Gameplay follows the typical LEGO game formula that can be found in all of the titles, and it is just as addictive as it has always been. The scale, however, has been downsized to accommodate gaming on the go with the Vita or 3DS. Levels are much shorter this time around, but there are still plenty of them so you do not feel as if you’re getting shortchanged. There’s also not a traditional hub-world like those that can be found in the Marvel or Hobbit games, but there is a smaller map that can be traversed on the back of a dragon to reach all of the levels to play or to replay.
Replaying the levels is still a big draw, as the myriad of collectibles that these games have come to be known for are still present and accounted for. There are not as many to be found as in the big brother console versions, but there are still plenty of unlockable characters, cheats, and surprises to be found. It would have been nice to see the variety of unlockables that can be found in the other games, but the reduced amount compliments the game’s smaller size, so it makes sense and it can hardly be looked at as a detriment.

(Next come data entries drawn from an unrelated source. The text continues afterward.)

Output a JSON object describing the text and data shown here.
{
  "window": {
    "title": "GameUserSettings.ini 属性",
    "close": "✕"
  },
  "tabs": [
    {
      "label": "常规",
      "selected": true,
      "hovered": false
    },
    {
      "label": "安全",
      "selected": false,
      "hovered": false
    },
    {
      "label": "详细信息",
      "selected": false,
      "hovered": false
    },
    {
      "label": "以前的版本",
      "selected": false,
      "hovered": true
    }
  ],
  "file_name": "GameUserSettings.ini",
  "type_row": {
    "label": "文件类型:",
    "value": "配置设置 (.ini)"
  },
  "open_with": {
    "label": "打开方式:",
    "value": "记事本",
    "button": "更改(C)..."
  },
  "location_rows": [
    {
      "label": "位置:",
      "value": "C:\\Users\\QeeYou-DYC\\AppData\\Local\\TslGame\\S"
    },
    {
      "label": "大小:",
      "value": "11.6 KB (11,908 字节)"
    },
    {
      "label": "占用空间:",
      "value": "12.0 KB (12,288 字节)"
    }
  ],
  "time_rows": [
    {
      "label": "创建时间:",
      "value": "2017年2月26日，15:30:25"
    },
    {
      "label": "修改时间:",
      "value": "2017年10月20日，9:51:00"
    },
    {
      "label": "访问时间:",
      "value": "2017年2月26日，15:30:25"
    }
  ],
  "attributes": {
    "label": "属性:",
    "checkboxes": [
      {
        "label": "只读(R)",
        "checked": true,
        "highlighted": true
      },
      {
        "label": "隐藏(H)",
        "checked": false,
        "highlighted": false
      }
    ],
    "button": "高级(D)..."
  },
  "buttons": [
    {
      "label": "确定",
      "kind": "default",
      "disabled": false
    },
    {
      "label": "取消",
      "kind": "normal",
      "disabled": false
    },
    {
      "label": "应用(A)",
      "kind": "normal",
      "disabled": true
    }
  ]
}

As I said before, the game does a great job of telling a coherent story and entertaining the player with a solid narrative. The characters are also all entertaining in their own right, and some of them are downright hilarious. The humor tends to be a little more on the Saturday morning cartoon variety, as opposed to the typical goofball hilarity that can be found in the other LEGO games, but it’s in line with the show the game is based on, so it makes sense. While some of Jay’s dialogue and jokes border on grating, characters like Gareth provide consistent chuckles, and the tone hits the right amount of silliness and seriousness to weave a satisfying tale to accompany the great gameplay.
I can’t say much else. The game is simple and straightforward, but it’s fun and highly polished, which is more than be said for most of the big budget titles that release nowadays. It’s a great addition to anyone’s portable gaming device and will provide fans with hours of smashing, building, and collecting.